No tempo do Regime Autoritário costumava dizer-se que os temas de grande interesse nacional se reconduziam à “trilogia dos F’s”: Fado, Folclore e Fátima. Tal elenco de assuntos, superficiais, próprios à evasão, desviava as atenções do Estado e do Poder Político, e não deixava de ser agradável para quem o exercia, que procurou, como se sabe, envolver-se sempre em clamores de unanimidade .
Actualmente, em Democracia, parece que muito do que acabei de referir continua a fazer sentido, e pelo menos o futebol de alto nível, permanece de certo modo uma espécie de “ópio do povo”.

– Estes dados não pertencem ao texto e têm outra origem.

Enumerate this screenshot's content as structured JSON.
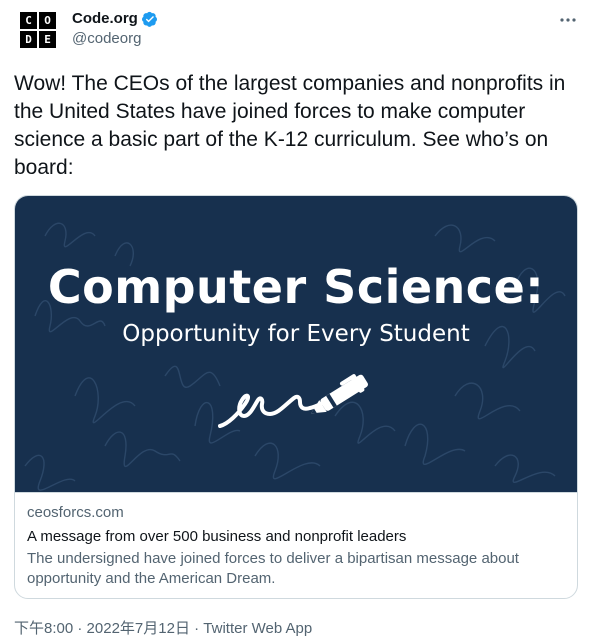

Há dois anos, a euforia do EURO 2004, anestesiou os portugueses de todos os acontecimentos relevantes que se foram produzindo nessas três semanas: o resvalar da economia para a crise, a discussão dos líderes europeus em torno da sucessão de Romano Prodi e o convite a Durão Barroso para ocupar o cargo, o qual se veio a concretizar alguns dias mais tarde na demissão do XVº Governo Constitucional, e na posterior decisão do então Presidente, Jorge Sampaio, em convidar Santana Lopes para formar um novo Executivo.
Este ano, em pleno Mundial de Futebol (o quarto em que Portugal participa, e o segundo em que passa da fase de grupos com prestações globalmente positivas) as atenções dos portugueses estiveram praticamente centradas na epopeia da selecção nacional em terras germânicas, e não fosse na quarta-feira passada os franceses estragarem a festa (mais uma vez!), dir-se-ia que, até agora, o clima continuaria a ser de euforia. Entretanto, silenciaram-se os protestos pelo encerramento de maternidades, pelas reformar de fundo em sectores sensíveis, as greves pararam (ou pelo menos deixaram de ter cobertura mediática significativa) e o governo remodelou-se discretamente com a saída de Freitas do Amaral, substituído por Luís Amado, e a entrada de Nuno Severiano Teixeira para Ministro da Defesa Nacional.
Agora que a competição está prestes a terminar, deveríamos voltar à normalidade mediática. Mas entretanto vêem as férias, e em tempo de férias não se pensa em desgraças. Por isso, talvez lá para Setembro, com muita calma, pode ser que os portugueses voltem a ter em mente o que realmente interessa.